I'm software engineer at a Danish company that also manufactures a lot of industrial electronics. Our insight is that China is still the cheapest place to manufacture PCBs but it is surprisingly more efficient to setup pick-and-place robots here in Denmark to place the components onto the PCBs. The pick-and-place machines and assembly robots run all night now.
If we can figure out how to efficiently print the PCBs in Denmark/EU we will no longer have any critical reliance on China.
see my other post. It used to be part of a garage-shop economy here in Silicon Valley.
Dunno if their factories will be any less gulags, but given what kind of a place China is, perhaps they are.
No one is forcing these workers in China to take these jobs. The workers willingly choose to take them because they are an improvement over their status quo. The jobs pay more, and offer better benefits for them and their families, than they may be able to obtain elsewhere.
That's one of the great benefits of globalization. A factory job manufacturing cell phones may offer substandard wages in the US, but it's a big step forward for workers in a developing country. In this way both countries benefit.
Obviously everyone wants to continue to improve their lot, and a Chinese worker may BOTH realize that their factory job is better than they can attain elsewhere, AND they may suffer under poor conditions at that job. But they can always quit, and odds are someone else will immediately jump on that same job. That says a lot about the comparative quality of the opportunity. In the end these jobs, as flawed as they are, are still living millions out of even worse conditions every day across the globe.
They can get a job somewhere else but it won't be as good. Better to protest/strike at their current job than go somewhere else. Especially when you consider that there's no reason why their current employer can't pay more and improve conditions other than greed.
If there was more realistic competition in the area for workers then the pay and conditions would never have gotten to this point.
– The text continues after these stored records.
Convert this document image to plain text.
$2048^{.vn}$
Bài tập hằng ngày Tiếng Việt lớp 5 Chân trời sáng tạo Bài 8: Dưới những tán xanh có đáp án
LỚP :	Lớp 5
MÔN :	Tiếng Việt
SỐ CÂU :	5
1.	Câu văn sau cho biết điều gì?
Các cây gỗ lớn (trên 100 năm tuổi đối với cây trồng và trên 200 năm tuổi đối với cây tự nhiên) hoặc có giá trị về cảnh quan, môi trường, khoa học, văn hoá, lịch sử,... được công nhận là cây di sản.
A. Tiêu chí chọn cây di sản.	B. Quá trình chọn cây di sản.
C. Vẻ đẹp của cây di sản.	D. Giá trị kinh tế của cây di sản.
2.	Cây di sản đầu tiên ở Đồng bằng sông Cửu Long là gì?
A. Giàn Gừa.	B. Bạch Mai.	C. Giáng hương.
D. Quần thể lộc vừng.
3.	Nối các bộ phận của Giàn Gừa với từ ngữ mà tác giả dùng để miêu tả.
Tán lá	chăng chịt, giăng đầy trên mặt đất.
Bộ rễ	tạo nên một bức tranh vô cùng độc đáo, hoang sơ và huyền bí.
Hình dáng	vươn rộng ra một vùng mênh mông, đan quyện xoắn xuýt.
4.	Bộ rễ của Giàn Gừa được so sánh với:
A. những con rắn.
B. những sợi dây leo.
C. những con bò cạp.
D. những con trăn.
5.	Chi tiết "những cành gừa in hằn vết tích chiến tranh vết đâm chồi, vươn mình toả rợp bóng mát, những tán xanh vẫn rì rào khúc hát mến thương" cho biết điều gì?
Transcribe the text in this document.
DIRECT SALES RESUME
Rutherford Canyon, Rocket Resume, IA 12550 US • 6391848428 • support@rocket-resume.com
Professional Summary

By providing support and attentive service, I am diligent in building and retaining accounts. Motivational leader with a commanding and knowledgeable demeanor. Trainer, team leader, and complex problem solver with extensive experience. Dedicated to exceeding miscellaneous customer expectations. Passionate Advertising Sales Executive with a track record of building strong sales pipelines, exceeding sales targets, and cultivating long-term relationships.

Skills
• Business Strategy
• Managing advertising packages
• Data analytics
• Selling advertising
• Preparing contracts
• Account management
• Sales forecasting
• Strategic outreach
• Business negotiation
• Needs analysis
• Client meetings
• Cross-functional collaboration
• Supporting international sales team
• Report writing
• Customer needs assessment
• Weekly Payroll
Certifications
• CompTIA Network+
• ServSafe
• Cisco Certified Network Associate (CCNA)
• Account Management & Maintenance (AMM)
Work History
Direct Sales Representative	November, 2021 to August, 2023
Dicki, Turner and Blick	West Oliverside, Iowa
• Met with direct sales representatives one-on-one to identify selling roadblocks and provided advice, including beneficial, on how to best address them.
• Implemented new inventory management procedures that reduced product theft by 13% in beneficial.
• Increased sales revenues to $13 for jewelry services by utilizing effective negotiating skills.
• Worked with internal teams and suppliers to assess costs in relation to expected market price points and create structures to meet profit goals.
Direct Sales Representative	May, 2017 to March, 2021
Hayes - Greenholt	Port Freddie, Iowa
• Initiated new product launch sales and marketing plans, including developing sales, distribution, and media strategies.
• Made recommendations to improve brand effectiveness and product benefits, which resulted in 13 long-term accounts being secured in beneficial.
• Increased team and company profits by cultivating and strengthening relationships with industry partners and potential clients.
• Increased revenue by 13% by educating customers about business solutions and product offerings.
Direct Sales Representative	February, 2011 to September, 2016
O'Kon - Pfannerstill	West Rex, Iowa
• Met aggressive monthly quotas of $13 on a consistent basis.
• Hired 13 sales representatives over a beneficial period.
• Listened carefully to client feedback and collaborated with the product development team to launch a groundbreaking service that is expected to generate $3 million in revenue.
You’d think, right? But part of the unrest leading to this point were two or three waves of breakouts of employees escaping lockdowns by jumping the fences and pushing past roadblocks set up by local authorities.
Then they started pressuring locals to work there.
- keep working and earning money, which is why you migrated to the city in the first place. A lot of these migrant workers are bunking it with 4 - 8 other people in one anyway, so it's not like leaving work is some comfy place. But it's more profitable than subsistence farming.
- be locked into your apartment and get no money at all (but still have to pay rent). For the migrant workers who are the manufacturing labor force, that defeats the whole purpose of being in the city in the first place. Besides, they aren't living in comfy apartments.
- the government stop the zero Covid policy so that people can be normal. That's an option anyone but Xi Jinping can take, though.
I've seen some rural villages in Sichuan, and it is definitely subsistence farming. There is not really a feasible way to better yourself besides move elsewhere, so a lot of the parents go work in the city to get a pool of money to improve the lot of their family. Unfortunately, "move elsewhere" is not exactly feasible, either, because of the hukou system, which Mao created to prevent people from moving.
So I'd call it oppression, not exploitation. And it's not the factory owners who are oppressing them, so much as the government. The factory owners are actually providing a means of bettering themselves. (The factory owners might also be exploiting them, but the situation referred to is not an example of that.)